La cosa che, invece, in pochi si aspettavano è che l’altra Germania, quella Under 21 di Kuntz con tutte quelle assenze riuscisse alla fine ad avere la meglio sulla Rojita di Asensio e Saul. Biscotto a parte, la strada dei tedeschi ha paradossalmente conosciuto in nella semifinale vinta ai rigori con l’Inghilterra una tappa più dura di quella affrontata in finale contro la favoritissima Spagna. Contro gli inglesi i ragazzi di Kuntz si sono, infatti, trovati sotto 2-1 a inizio ripresa, con una difesa da puntellare per l’assenza di Stark, con la stellina Gnabry poco ispirata e con il centravanti Selke infortunato. Ma proprio i tre cambi operati hanno mostrato qual è la forza attuale del movimento tedesco: l’entrata del ventenne Kehrer ha messo a posto la retroguardia, l’altro ventenne Amiri dell’Hoffenheim ha dato vivacità sulla fascia, il ventunenne Platte, appena entrato, ha messo dentro di testa il 2-2. E senza una chiamata dubbia di off-side avrebbe fatto anche il terzo e non avrebbe costretto tutti ad attendere i tiri dal dischetto.
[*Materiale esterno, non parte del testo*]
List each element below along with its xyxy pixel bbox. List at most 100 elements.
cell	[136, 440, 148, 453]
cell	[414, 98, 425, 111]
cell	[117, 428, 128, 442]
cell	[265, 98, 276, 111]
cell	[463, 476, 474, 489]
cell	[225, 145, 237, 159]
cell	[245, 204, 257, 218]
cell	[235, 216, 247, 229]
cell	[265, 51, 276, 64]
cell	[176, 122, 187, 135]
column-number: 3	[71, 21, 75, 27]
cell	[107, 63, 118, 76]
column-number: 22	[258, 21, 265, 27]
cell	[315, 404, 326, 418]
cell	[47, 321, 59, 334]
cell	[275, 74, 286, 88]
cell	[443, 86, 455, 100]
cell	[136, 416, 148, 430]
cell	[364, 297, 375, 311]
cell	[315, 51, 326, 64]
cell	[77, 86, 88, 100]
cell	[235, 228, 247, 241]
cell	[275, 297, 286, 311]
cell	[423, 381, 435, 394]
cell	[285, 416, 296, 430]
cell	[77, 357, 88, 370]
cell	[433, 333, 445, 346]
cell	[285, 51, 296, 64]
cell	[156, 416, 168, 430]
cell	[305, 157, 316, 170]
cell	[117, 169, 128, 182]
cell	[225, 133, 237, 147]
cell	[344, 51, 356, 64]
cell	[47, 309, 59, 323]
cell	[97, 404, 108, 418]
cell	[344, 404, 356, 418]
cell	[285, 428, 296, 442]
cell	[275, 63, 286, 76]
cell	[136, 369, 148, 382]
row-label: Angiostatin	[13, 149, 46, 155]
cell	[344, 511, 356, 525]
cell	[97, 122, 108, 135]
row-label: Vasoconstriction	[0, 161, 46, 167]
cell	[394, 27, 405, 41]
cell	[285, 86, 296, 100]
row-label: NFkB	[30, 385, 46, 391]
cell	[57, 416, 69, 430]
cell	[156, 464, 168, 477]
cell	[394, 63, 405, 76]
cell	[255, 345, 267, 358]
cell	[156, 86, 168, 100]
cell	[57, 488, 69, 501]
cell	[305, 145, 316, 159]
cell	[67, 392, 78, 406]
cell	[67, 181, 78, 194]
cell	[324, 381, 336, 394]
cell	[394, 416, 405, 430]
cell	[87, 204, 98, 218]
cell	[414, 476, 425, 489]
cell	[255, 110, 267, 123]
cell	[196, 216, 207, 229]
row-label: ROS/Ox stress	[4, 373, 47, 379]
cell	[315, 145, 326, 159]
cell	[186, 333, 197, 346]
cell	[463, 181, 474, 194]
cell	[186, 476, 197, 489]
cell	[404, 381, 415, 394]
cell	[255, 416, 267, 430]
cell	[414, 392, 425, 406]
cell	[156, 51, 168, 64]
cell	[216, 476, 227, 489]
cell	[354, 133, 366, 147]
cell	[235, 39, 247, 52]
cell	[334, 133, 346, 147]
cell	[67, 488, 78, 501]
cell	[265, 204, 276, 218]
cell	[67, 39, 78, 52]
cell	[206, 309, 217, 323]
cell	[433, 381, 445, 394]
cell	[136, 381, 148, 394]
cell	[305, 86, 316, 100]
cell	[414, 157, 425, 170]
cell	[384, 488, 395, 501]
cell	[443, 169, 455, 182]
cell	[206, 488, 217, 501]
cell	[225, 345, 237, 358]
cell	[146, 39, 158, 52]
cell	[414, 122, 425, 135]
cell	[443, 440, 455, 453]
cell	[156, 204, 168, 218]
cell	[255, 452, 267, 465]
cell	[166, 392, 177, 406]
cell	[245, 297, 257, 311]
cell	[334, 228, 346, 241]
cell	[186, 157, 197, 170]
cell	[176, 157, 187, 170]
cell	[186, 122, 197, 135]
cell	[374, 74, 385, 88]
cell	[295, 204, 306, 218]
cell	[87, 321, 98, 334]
In finale, invece, la Spagna non è in pratica entrata in partita per un intero tempo, irretita dal pressing condotto dai tedeschi. il gol di Weiser al 40′ su cross di Toljan, laterale dell’Hoffenheim che le grandi farebbero bene a tenere d’occhio, ha sancito questa superiorità anche nel punteggio, poi nella ripresa la difesa comandata dal rientrante Stark è riuscita a limitare la pericolosità degli avversari ai soli tiri dalla distanza di Saul e Dani Ceballos che, stavolta, a differenza di quanto accaduto contro Portogallo e Italia, sono finiti a lato.
Evidentemente era destino, ma è un premio meritato per il movimento calcistico tedesco, in grado di tenere una squadra di campioni del mondo a riposo e di vincere due competizioni contemporaneamente mettendo in mostra una trentina di giocatori tra i 20 e i 28 anni.